Lucas made a low, disgusted sound. “I don’t know. I just lost it. I’m sure it’s all wrapped up in my father, and the way he used to beat on me and my mother. But whatever it was, I saw red. I jumped on that worthless piece of garbage. And when I was done with him, he couldn’t crawl out of there.”
“What happened then?”
“I drove him and the kid to the hospital.”
“And then?”
“The cops came after me at work the next day. It turned out I’d beat up the son of a very important person. They threw the book at me. Since I didn’t have more than a few hundred dollars to my name, they gave me a public defender.”
“Candace?”
“Right. No one believed I had a chance, because that guy I’d beat up was in bad shape. I had done major, permanent damage to him. But Candace was good, you can’t believe how good. She got me off.”

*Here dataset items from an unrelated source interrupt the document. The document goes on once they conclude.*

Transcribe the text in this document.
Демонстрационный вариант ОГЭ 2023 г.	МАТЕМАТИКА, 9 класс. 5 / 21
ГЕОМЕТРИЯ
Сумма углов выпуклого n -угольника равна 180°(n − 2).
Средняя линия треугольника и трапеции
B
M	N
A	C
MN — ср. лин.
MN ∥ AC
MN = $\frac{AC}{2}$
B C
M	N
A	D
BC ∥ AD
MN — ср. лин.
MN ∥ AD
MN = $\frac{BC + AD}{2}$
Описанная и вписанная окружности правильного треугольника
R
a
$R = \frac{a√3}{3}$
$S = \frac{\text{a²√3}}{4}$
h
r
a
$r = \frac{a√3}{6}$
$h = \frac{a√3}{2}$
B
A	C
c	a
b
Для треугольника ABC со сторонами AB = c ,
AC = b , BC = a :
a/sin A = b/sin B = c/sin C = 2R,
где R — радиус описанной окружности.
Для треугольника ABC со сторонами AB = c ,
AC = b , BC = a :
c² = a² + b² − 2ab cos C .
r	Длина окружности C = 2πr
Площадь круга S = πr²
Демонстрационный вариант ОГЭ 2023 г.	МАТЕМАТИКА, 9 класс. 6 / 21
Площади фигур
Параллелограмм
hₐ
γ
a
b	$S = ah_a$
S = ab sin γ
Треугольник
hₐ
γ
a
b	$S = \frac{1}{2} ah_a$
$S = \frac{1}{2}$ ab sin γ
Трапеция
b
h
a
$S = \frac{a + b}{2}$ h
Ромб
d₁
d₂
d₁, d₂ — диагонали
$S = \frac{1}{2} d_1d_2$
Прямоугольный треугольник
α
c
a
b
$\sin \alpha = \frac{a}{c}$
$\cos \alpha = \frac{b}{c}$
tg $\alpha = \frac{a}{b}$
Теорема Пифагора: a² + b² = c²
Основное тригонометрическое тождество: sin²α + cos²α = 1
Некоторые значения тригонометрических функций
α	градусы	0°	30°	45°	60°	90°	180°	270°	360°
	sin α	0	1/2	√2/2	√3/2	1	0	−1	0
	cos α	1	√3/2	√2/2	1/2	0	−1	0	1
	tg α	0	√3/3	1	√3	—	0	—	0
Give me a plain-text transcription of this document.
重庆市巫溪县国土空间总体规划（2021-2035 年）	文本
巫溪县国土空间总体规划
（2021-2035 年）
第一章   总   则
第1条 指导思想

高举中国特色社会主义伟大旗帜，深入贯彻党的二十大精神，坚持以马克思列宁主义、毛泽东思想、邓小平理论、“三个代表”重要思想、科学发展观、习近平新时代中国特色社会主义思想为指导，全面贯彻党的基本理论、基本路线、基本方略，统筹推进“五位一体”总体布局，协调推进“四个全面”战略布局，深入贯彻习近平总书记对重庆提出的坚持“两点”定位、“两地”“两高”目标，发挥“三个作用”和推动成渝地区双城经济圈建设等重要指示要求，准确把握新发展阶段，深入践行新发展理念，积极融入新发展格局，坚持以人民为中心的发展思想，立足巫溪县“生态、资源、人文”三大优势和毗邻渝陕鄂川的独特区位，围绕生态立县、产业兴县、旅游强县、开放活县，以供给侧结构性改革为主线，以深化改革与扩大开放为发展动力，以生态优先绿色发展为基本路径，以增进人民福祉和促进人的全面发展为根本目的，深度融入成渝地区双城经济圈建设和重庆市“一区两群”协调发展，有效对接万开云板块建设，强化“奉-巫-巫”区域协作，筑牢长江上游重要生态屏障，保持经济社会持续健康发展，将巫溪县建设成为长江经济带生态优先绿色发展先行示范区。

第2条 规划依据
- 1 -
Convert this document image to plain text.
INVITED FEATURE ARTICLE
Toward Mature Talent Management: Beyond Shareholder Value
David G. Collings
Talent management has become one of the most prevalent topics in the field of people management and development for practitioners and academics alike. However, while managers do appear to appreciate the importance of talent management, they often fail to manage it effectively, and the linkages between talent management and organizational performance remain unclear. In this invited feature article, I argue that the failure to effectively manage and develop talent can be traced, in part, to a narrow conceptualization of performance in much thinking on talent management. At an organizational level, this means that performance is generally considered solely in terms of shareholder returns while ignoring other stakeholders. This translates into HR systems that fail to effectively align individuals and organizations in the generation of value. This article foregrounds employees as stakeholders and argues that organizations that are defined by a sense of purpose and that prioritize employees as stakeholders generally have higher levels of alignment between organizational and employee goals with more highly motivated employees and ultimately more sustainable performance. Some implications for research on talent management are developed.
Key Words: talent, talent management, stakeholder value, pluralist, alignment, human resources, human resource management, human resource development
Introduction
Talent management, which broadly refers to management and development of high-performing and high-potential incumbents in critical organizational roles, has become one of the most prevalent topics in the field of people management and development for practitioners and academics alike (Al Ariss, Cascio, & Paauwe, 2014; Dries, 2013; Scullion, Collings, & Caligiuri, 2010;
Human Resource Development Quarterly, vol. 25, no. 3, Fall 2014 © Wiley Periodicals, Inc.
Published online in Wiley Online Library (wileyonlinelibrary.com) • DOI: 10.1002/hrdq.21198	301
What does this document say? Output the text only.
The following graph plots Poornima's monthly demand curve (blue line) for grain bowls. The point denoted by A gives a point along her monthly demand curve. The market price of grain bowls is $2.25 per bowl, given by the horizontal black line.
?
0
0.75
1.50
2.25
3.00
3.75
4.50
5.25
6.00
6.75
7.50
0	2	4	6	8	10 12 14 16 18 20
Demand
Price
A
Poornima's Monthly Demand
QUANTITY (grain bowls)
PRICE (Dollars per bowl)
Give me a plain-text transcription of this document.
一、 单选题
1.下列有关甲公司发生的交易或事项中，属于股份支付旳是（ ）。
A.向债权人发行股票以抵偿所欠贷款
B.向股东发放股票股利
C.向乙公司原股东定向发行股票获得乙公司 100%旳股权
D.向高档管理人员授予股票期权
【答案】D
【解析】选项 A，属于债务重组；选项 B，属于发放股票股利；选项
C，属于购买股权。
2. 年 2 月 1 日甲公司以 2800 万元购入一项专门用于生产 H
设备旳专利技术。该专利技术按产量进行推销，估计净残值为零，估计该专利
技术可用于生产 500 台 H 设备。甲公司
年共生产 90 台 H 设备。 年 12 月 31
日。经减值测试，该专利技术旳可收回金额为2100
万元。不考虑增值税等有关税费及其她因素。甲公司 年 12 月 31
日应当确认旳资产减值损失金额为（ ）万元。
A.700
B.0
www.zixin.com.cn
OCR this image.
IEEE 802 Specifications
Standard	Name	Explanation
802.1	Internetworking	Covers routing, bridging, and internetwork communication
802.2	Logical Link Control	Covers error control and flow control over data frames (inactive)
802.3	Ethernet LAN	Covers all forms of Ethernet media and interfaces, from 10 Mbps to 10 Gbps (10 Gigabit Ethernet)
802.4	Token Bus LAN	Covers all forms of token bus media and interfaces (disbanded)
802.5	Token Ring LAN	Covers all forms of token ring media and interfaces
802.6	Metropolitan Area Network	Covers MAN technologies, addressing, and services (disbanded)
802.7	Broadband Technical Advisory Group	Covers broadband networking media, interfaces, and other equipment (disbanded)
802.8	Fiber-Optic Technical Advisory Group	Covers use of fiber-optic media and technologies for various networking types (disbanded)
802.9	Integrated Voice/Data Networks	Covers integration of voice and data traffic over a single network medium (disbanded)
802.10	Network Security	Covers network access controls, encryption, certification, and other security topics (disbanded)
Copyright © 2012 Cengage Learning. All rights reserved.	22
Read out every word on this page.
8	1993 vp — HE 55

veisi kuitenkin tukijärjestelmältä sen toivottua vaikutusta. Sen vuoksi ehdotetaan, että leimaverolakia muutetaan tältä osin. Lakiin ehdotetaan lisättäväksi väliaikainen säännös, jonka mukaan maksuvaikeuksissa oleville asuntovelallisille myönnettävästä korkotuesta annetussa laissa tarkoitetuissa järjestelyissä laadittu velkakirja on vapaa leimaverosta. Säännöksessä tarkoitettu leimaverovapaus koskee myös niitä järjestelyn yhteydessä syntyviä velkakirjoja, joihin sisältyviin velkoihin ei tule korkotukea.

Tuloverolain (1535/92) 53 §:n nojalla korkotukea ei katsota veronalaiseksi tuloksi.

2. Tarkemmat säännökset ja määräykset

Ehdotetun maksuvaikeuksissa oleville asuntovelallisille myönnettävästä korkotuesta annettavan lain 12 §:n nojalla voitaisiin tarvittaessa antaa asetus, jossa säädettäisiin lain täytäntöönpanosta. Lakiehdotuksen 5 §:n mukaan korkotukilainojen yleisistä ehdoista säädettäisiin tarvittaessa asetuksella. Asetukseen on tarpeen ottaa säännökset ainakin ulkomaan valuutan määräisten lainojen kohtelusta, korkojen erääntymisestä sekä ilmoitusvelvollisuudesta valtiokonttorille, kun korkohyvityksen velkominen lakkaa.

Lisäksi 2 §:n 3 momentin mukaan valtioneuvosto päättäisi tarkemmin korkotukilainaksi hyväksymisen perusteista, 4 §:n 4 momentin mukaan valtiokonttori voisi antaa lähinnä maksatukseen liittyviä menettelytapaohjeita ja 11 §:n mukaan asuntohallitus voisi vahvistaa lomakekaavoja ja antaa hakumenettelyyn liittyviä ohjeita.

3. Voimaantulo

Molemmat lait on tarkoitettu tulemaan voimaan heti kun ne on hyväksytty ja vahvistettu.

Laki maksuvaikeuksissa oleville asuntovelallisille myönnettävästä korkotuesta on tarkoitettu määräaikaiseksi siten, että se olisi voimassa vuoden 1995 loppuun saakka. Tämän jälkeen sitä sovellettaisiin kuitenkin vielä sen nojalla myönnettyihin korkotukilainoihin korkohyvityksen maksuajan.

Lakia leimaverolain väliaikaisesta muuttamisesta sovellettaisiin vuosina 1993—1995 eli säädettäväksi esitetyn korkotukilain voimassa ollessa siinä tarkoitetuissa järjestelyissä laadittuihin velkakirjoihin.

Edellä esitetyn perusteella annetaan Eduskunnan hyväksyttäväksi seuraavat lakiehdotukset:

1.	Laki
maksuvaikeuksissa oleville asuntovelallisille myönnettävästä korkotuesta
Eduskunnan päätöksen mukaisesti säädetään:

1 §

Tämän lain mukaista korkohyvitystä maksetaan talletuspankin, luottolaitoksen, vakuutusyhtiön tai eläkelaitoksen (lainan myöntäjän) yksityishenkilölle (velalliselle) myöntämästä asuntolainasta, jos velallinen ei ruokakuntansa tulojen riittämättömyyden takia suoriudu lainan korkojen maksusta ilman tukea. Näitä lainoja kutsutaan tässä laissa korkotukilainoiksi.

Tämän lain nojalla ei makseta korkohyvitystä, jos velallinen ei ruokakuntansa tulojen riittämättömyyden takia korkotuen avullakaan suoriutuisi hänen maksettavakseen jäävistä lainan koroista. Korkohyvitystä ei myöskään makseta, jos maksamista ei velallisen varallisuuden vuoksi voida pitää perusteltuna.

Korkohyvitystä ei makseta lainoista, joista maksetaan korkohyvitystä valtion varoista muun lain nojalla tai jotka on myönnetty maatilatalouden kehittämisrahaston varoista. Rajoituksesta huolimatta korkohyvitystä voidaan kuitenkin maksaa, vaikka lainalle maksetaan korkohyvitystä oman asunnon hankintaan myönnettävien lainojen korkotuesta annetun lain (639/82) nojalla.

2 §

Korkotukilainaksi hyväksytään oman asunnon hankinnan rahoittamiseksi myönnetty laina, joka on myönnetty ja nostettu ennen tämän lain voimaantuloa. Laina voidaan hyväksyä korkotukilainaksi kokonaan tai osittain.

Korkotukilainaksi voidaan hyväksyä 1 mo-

Lucas shook his head and gave a low chuckle. “I idolized that woman. And she deserved it. She was—is the best. I was twenty-four. She was thirty. She came from a good family and she radiated class. The kind of woman who would never look twice at a loser like I was. But she shocked me. She did look. We became lovers.”
“And she got pregnant?”
“Yes. But by the time that happened, it was pretty much over between us. It had been ‘lust’ at first sight, I guess you could say. But it wasn’t something that lasted that long.”
“So...she came to you, and told you about the baby?”
“Yeah. She was straight with me. And when she told me, I don’t know, something happened inside me.” Lucas leaned forward in his chair, as if seeking a clearer view of Heather than the darkness would allow him. “Do you understand? Can you believe what that meant to me? I had nothing. I was nothing. And yet she and I had made this baby. And the baby was everything I never was. Hope. A possible future. A chance to start over and make a different kind of life.”